Taking the Risks with Your Money to Make a Business

by James Hendrickson on May 17, 2017 · 0 comments

business-841174_640Dreaming big and starting a new business is a life goal for millions of people across America and around the world, and it can be an incredibly fulfilling and potentially lucrative adventure with the right financial plan and business strategy. However, whether you have a product with a unique selling feature or want to offer a service that will enhance people’s lives, establishing a startup is a constantly challenging prospect that will require you to take risks with your own personal finances.

Advantages and disadvantages of self-funding

Funding a business with your own money is a huge commitment and you should be aware of both the advantages and disadvantages of personal investment. Self-financing will give you greater control over the direction you take a business, as you won’t have to rely on third parties, such as angel investors and venture capitalists. Full ownership of an enterprise translates to a 100 percent share of any future profits. Using your own money will also force you to be more frugal during the startup phase, which can be beneficial as you will avoid excessive expenditure and focus on investing on mission critical assets, such as equipment and hardware.

However, self-funding can also put additional strain on you and your family, as money will be explicitly tied up in the business venture and won’t be available for general financial obligations, such as mortgage or living costs. If the business fails, you may lose personal possessions and even your home. Eschewing third-party investors may also be detrimental in terms of networking and mentoring, as you won’t be able to leverage their contact list and in-depth business knowledge. Going it alone means forging your own path without any expert assistance.

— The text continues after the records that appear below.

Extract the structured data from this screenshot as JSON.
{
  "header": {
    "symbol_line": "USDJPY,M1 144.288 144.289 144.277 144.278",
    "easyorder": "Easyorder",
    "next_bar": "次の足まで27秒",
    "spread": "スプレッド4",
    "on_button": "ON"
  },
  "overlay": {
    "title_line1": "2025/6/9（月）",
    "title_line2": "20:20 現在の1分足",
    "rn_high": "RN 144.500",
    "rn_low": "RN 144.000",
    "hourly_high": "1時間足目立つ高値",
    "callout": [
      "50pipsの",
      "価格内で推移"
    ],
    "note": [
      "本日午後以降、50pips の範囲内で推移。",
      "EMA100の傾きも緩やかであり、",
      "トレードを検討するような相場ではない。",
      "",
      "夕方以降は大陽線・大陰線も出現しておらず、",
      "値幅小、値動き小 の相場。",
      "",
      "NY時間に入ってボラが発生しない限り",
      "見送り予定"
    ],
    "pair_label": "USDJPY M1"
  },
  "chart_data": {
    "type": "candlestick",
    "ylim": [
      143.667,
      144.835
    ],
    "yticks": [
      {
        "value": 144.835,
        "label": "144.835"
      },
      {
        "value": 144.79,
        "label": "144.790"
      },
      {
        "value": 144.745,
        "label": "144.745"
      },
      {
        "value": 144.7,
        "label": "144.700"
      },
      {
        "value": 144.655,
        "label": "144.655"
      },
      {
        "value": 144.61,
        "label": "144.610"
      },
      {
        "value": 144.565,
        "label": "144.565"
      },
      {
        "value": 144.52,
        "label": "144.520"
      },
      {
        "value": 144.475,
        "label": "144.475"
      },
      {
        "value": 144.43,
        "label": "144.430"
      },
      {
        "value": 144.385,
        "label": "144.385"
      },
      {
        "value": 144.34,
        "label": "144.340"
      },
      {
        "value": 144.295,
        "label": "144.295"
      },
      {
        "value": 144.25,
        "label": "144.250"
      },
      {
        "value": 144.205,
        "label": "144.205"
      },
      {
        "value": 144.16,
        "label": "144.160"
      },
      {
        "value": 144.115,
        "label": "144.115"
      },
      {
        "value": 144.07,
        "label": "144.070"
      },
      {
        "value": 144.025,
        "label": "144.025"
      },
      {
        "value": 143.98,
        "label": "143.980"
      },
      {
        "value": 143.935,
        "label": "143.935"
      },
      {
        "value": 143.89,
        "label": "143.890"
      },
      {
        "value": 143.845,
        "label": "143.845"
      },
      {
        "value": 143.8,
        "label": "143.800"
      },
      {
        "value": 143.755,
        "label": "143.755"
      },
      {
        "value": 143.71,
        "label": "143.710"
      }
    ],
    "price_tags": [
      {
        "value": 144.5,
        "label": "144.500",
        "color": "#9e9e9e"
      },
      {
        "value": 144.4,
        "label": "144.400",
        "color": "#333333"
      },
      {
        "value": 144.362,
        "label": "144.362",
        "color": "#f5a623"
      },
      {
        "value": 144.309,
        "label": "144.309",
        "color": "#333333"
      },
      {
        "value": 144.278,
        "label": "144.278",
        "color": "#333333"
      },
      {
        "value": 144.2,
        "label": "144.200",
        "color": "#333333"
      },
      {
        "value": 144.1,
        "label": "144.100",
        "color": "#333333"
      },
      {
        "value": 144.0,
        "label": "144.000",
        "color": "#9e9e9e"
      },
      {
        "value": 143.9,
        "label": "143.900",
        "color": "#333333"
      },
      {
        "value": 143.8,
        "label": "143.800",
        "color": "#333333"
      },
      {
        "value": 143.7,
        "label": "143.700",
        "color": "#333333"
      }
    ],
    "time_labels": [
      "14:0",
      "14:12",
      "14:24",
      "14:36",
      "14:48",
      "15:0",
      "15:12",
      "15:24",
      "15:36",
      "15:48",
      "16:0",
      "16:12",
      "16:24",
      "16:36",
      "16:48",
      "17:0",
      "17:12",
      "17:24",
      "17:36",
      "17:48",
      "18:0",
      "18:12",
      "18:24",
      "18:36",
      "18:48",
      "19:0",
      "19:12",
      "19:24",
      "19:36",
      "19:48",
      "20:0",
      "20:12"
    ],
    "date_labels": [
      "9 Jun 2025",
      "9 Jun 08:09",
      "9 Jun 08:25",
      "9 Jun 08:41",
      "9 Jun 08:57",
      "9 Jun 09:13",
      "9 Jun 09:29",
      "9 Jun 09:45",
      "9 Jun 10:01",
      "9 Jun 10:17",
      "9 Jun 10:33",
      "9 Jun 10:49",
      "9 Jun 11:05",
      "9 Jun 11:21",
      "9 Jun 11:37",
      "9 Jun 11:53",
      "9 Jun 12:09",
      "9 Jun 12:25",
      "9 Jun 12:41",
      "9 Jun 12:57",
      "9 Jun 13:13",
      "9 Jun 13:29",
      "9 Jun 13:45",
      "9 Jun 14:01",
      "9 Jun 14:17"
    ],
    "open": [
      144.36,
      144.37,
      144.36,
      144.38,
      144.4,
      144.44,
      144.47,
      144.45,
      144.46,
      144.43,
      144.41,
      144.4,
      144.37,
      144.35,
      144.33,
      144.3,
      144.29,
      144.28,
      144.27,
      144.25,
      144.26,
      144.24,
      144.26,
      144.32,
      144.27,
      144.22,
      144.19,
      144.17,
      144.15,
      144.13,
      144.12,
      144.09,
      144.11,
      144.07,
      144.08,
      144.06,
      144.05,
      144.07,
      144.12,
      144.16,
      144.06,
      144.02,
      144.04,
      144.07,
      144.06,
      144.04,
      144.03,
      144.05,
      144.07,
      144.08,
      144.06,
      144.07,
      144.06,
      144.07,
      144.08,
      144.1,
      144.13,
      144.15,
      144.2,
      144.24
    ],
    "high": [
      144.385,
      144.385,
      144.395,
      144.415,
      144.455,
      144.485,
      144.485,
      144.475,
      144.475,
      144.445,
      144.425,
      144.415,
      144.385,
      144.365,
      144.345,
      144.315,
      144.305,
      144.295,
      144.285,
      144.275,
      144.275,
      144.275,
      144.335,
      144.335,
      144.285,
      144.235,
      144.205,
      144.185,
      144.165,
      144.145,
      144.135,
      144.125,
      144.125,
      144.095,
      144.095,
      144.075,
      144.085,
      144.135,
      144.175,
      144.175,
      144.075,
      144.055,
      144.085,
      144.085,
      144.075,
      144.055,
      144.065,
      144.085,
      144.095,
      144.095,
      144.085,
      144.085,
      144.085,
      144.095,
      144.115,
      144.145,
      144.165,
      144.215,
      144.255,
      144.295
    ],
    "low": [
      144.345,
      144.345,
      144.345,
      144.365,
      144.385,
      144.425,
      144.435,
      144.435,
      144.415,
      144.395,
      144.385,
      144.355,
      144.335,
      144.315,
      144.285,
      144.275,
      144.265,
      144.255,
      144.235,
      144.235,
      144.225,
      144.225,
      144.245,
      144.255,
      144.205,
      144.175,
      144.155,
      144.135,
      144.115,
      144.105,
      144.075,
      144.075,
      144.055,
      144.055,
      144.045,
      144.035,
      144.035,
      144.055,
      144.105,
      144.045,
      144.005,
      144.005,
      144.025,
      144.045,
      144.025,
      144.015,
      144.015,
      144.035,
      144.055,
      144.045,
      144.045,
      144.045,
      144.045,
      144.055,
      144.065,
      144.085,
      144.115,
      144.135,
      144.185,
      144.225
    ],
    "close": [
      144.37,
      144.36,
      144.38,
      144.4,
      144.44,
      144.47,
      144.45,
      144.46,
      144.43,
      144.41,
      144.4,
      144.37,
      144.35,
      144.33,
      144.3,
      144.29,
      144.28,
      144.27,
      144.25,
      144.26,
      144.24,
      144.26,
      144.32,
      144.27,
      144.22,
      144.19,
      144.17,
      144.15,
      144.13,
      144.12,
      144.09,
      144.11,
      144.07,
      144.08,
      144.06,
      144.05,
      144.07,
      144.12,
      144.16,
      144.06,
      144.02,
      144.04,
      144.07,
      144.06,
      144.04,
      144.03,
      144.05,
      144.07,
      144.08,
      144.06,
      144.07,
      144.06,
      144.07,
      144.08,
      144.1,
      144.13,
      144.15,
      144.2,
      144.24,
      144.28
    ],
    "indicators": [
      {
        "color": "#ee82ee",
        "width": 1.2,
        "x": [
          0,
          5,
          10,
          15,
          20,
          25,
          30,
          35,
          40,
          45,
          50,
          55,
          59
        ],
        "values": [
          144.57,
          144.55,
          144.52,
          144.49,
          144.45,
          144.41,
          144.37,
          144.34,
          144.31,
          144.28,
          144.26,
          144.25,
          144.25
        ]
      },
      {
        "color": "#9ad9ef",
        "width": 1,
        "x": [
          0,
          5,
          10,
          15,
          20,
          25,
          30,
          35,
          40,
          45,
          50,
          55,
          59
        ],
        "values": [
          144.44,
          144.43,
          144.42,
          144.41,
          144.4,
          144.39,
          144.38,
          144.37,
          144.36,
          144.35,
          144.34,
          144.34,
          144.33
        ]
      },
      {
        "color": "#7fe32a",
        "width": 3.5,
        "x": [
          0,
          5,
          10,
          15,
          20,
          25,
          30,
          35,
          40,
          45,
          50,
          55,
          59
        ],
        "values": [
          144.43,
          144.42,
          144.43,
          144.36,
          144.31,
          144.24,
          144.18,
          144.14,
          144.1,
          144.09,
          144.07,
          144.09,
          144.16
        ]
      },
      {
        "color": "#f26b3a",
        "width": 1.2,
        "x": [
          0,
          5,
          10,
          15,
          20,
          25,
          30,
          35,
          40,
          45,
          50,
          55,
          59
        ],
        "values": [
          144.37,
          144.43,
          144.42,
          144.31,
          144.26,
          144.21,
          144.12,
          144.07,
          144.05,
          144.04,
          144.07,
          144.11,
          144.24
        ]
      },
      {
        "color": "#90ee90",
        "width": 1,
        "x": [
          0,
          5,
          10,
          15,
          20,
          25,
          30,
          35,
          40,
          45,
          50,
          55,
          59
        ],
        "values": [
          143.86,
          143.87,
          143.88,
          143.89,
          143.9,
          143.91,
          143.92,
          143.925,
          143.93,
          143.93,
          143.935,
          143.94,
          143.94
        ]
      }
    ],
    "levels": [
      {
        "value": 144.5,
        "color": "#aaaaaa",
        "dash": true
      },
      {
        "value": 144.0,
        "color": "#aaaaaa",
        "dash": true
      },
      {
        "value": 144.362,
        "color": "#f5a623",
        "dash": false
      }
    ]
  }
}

Investing vs loan to business

When you have sufficient funds to put into a business, you will need to decide whether to invest or loan that money to the startup. Loaning money is a viable option but ensure the transaction is recorded in writing and covers aspects such as the interest rate, how it will be repaid and the consequences if payments cannot be made. The risk of this setup is that you will be a creditor and you will be among a group of third parties that may or may not get money back if you ever have to file bankruptcy proceedings.

Investing in a business is a second option and involves putting money in an owner’s equity, which will allow you to take money out as you see fit, without any tax consequences. However, if you earn a dividend or take out gains, you will have to pay taxes on these transactions. Tax issues are a common problem for new business owners, so the best strategy is to discuss loan and investment options with legal advisors, put the agreement in writing and establish a paper trail of transactions so it is clear how the money is being used for business.

When to take risks with your money

The key to growing a business is taking risks at the right time. Investing in an enterprise is a daunting prospect but bringing in more money than you are spending is the endgame, and it is a simple concept in principle. You should consider how much you want to invest and how long it will take to recoup those costs, factoring in aspects such as sales, research and development, and whether your cash flow will be able to support the investment. Renowned entrepreneur David Kiger is a leading example of a professional who was able to take risks with his own money at the right moments to create a successful corporation. With just $5,000 of his own money and a smart business plan, Kiger transformed Worldwide Express from a fledgling startup to a successful global logistics corporation.

Personal fund assistance

Personal money is also defined as finance you receive or borrow from a third party, and there is a vast range of other options available if you aren’t able to raise the funds yourself to start a business. For example, you could setup a Rollover for Business Startups (ROBS) account and invest funds from your 401(k) or other retirement account, opt for a personal loan, borrow money from family and friends or use equity in your property. These options will add an additional layer of risk to starting a business but they may be an essential means to raising more capital to get your startup off the ground.

Tips for a successful enterprise

The startup economy is an exciting sector, with its focus on creativity and innovation. It also offers potential for substantial long-term profits but starting a new business is often fraught with risks. Leading financial content platform Investopedia outlines a nine-step plan that will help a startup to make effective use of money. It urges entrepreneurs to get organized, keep detailed records, study, learn and analyze the competition, understand risks and rewards in regard to finance, be creative, stay focused on short-term goals, prepare to make sacrifices, provide great service and be consistent with decision making.

Business ventures always involve some degree of risk and you will need to weigh up whether the financial options available are right for you. If you are uncertain about anything, make sure to take professional advice from a finance or tax advisor and use this knowledge to inform final decisions.